J'en viens maintenant au dispositif.
La proposition de loi initiale visait à renforcer le dispositif curatif actuellement en place en matière de solidarité dans le domaine de l'eau pour les foyers les plus modestes qui permet de faciliter l'aide au paiement des factures des personnes en situation d'impayés dans le cadre de l'article L.115-3 du code de l'action sociale et des familles. Elle partait d'un constat largement partagé : les sommes allouées au volet « eau » des Fonds de solidarité logement (FSL) ne permettent pas de répondre aux objectifs dévolus en aidant les personnes qui connaissent des difficultés financières, notamment en ce que le dispositif exclut les personnes en immeubles collectifs d'habitation. Composée d'un article unique, elle proposait une contribution des distributeurs d'eau, dans la limite de 1 % de leurs recettes, aux communes et centres communaux et intercommunaux d'action sociale afin de leur permettre d'aider les personnes les plus démunies à régler leurs factures d'eau.
La proposition de loi initiale a été enrichie, en accord avec l'auteur de la proposition de loi, par notre commission sur plusieurs points importants tels que l'inscription du mécanisme d'aide dans le cadre des dispositifs existants (c'est-à-dire le transfert de cette contribution au FSL), l'inclusion des immeubles collectifs d'habitation dans le périmètre des foyers aidés, la diminution du taux de contribution proposé à 0,5%, l'extension du dispositif proposé aux régies et aux délégataires et la mise en place d'un système d'information et d'intervention sous forme d'avis simple du maire au gestionnaire du FSL.
Conformément aux principes de la navette parlementaire, le texte a ensuite été transféré à l'Assemblée nationale, examiné par la commission des lois, modifié et adopté en séance publique le 1er décembre 2010.
Je crois que nous pouvons nous réjouir, mes chers collègues, que l'Assemblée nationale ne soit pas revenue sur le coeur du dispositif de la proposition de loi, c'est-à-dire sur le principe d'une contribution volontaire des services d'eau et d'assainissement plafonnée à 0,5% des redevances hors taxes.

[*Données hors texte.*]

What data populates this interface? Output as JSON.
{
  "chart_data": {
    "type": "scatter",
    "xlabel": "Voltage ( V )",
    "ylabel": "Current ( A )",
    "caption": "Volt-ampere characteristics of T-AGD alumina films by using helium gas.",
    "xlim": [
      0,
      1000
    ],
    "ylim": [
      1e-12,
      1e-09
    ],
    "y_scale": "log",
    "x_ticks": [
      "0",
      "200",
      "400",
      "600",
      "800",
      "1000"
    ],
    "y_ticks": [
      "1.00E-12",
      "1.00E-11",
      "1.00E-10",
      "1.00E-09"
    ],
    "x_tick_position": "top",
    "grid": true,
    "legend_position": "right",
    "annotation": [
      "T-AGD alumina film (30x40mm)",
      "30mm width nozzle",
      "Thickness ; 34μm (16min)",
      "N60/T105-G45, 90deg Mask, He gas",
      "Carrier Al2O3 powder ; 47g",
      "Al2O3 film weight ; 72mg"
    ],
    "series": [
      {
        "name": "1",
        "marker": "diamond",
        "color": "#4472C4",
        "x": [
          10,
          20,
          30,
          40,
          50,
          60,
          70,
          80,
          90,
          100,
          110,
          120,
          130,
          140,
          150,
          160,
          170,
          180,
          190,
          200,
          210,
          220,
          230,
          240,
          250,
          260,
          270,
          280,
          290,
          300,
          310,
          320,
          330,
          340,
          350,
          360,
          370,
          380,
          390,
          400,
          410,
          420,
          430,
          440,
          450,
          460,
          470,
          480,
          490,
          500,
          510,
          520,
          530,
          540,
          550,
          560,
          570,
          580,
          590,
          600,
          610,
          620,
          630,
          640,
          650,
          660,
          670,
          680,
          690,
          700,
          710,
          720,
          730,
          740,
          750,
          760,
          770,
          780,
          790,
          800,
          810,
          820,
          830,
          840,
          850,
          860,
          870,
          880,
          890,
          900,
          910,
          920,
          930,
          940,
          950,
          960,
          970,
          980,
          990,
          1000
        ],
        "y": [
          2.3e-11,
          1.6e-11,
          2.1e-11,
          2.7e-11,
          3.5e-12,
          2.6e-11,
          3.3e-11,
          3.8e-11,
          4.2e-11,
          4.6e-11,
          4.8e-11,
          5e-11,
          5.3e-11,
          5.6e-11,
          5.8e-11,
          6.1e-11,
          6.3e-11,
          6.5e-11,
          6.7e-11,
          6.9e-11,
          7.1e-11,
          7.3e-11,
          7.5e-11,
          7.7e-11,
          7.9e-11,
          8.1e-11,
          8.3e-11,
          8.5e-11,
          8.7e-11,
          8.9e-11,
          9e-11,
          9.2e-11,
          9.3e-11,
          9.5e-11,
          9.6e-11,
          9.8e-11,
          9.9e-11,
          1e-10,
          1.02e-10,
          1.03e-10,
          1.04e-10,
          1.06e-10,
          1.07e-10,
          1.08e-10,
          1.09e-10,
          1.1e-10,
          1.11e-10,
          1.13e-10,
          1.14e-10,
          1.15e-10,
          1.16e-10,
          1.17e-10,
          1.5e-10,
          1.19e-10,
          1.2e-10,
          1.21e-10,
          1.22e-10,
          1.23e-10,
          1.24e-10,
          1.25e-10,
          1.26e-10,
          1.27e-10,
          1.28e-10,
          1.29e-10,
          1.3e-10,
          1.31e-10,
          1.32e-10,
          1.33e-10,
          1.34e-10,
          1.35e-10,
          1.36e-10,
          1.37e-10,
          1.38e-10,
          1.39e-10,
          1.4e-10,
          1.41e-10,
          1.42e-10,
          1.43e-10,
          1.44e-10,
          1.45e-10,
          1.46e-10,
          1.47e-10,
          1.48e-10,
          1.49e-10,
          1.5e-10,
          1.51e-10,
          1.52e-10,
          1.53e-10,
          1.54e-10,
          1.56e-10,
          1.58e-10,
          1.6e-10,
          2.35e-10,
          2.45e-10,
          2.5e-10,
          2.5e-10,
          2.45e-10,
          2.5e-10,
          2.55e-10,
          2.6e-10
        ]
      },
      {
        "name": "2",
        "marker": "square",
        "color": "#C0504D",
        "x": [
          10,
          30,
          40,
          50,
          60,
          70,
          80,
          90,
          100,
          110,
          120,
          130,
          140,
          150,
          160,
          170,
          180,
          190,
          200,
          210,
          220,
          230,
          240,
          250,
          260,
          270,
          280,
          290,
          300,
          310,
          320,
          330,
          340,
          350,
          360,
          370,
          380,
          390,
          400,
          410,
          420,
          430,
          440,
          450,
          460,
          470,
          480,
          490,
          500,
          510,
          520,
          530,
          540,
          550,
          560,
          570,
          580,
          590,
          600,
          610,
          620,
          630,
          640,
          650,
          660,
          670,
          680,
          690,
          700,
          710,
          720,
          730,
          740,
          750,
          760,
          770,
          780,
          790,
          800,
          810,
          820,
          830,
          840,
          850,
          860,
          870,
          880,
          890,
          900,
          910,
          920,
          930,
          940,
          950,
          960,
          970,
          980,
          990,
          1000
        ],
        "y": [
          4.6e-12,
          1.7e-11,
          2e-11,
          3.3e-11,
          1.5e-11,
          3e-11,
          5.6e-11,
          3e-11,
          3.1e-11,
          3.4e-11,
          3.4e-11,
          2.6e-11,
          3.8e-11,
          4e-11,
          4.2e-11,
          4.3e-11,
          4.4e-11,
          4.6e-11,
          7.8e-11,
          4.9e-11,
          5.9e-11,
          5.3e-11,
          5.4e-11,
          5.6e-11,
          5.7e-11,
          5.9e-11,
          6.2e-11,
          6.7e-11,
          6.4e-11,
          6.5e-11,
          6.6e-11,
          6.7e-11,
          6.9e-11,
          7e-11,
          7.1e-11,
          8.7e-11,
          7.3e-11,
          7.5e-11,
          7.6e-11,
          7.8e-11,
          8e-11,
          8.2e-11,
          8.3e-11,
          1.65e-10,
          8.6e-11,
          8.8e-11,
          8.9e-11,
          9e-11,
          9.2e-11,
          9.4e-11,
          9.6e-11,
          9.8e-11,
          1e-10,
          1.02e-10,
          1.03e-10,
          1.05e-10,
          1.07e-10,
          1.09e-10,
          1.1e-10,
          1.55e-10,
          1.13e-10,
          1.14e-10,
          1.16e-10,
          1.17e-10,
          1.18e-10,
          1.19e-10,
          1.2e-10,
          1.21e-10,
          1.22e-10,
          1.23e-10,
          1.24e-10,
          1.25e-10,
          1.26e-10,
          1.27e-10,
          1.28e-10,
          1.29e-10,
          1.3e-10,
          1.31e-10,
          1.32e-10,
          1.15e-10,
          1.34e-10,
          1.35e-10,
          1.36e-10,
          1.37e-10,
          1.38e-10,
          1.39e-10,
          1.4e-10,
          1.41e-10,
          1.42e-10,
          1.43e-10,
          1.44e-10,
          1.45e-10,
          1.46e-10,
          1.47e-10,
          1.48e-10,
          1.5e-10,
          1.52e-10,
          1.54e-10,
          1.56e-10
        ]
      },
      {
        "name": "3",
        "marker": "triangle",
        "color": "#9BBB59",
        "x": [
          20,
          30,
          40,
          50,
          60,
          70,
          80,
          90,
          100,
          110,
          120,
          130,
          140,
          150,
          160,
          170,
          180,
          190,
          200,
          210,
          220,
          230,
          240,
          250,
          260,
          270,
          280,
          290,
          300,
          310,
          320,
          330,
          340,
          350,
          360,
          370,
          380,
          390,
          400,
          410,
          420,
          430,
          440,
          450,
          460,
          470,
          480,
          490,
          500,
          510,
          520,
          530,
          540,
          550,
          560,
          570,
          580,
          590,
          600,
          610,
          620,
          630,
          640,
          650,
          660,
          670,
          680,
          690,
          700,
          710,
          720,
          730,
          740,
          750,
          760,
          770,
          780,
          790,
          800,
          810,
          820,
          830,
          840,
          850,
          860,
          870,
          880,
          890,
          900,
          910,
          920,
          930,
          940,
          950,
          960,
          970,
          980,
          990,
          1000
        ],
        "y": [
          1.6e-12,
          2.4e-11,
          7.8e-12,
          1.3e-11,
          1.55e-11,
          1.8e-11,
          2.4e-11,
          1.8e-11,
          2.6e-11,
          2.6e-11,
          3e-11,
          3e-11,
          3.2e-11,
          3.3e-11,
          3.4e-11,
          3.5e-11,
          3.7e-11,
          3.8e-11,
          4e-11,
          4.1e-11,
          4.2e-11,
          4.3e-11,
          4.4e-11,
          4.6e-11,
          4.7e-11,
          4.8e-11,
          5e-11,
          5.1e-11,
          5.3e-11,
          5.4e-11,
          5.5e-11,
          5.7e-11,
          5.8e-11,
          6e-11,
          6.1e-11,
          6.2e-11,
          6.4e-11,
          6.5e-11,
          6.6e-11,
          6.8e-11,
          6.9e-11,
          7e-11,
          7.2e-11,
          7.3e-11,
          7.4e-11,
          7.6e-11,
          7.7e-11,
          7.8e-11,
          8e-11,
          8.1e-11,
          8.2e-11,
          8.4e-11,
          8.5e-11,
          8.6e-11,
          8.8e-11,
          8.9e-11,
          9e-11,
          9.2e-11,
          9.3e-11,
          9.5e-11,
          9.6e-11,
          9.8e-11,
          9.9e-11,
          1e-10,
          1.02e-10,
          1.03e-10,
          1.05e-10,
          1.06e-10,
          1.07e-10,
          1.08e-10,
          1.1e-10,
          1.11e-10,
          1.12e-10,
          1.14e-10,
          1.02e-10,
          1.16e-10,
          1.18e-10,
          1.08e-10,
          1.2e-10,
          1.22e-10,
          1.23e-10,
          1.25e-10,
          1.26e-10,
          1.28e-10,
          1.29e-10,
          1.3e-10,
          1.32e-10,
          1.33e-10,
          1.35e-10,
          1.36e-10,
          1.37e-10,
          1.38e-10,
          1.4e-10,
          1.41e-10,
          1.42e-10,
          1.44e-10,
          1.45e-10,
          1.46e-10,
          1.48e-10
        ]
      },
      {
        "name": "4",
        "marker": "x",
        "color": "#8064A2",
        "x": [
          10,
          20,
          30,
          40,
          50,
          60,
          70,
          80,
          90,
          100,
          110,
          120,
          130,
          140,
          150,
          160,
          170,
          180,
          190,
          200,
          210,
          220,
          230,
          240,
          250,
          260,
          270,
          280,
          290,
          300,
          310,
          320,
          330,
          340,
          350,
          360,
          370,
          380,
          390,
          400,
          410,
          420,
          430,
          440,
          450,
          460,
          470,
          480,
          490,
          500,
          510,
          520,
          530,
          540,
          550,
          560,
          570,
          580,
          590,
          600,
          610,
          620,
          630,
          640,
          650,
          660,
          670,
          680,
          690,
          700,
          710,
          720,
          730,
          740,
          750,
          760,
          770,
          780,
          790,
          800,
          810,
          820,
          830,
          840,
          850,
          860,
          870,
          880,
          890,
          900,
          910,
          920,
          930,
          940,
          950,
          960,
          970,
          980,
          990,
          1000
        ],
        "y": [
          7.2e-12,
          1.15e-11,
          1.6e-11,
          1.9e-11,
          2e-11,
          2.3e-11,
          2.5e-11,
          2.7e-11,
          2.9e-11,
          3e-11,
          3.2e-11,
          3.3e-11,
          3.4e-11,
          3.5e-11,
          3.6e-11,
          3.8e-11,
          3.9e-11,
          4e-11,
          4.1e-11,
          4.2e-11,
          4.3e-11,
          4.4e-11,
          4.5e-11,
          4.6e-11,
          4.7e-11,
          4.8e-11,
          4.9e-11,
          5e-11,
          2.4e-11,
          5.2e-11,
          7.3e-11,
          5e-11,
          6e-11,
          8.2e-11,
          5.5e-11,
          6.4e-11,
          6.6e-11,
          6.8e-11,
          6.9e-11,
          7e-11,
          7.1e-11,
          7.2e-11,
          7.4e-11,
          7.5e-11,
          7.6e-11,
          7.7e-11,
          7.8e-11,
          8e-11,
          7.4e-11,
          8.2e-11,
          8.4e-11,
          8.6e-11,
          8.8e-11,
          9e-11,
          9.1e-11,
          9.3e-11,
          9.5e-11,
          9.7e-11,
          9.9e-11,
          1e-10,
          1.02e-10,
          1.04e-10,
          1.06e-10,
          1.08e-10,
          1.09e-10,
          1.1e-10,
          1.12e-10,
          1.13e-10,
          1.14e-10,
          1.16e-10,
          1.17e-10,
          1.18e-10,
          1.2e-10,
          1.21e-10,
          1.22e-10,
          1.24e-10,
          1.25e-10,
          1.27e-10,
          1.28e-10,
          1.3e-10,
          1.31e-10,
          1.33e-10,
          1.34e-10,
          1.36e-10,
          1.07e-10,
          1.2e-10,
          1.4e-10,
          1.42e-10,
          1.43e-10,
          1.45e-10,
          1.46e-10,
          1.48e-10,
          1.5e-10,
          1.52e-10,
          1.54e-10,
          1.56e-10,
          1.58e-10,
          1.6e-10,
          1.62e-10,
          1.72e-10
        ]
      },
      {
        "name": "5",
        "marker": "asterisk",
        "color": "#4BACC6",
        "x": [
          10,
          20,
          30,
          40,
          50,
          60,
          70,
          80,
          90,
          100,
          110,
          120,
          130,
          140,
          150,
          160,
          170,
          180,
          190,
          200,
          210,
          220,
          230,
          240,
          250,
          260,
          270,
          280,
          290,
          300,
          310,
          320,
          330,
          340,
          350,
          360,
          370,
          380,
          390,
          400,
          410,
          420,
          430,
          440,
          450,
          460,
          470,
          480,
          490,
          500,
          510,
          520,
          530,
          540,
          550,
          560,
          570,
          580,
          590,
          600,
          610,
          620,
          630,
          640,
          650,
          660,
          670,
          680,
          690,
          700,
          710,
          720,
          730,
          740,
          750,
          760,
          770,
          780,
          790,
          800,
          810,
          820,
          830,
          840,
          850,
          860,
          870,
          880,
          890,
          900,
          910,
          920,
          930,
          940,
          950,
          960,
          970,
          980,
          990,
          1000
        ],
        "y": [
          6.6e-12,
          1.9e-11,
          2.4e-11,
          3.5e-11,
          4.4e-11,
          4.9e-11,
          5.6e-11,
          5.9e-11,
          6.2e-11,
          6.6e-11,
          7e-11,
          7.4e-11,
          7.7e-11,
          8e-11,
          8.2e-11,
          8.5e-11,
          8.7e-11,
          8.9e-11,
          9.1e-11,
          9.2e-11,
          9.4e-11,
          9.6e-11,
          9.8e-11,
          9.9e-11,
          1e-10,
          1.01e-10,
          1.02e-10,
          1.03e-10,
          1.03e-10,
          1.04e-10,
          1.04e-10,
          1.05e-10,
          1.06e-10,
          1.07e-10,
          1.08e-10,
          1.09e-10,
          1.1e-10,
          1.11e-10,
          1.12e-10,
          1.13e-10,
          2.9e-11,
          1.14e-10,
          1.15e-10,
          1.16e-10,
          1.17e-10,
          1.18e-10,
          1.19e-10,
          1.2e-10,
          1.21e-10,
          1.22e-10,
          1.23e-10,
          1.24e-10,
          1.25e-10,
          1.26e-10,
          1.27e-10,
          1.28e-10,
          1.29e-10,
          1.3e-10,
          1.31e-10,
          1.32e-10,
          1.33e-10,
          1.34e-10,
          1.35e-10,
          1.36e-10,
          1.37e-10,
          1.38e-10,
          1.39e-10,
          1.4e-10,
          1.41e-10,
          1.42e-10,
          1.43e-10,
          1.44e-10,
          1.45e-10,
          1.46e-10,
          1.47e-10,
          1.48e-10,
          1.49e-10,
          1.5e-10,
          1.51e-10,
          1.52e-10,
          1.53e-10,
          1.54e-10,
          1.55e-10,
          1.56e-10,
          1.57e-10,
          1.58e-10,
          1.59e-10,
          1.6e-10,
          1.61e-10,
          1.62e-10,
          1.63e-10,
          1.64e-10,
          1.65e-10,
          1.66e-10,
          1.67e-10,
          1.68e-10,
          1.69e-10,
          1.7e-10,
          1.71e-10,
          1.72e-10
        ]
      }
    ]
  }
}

Le rôle central du maire au sein du dispositif d'attribution de l'aide au paiement des factures en eau pour les personnes en difficulté a également été préservé. Sans le remettre en cause, ce rôle a néanmoins été modifié et ce, pour plusieurs raisons pratiques :
- le maire a en effet déjà la possibilité, via les centres communaux ou intercommunaux d'action sociale (CCAS et CIAS) notamment, de saisir le FSL ;
- le rapporteur de la commission des lois de l'Assemblée nationale, M. Guy Geoffroy, a relevé que la procédure de l'avis simple du maire au FSL risquait d'alourdir le dispositif dans la mesure où la loi du 31 mai 1990 interdit que les décisions d'octroi des aides du FSL reposent sur d'autres éléments que le niveau de patrimoine ou de ressources des personnes et l'importance et la nature des difficultés qu'elles rencontrent.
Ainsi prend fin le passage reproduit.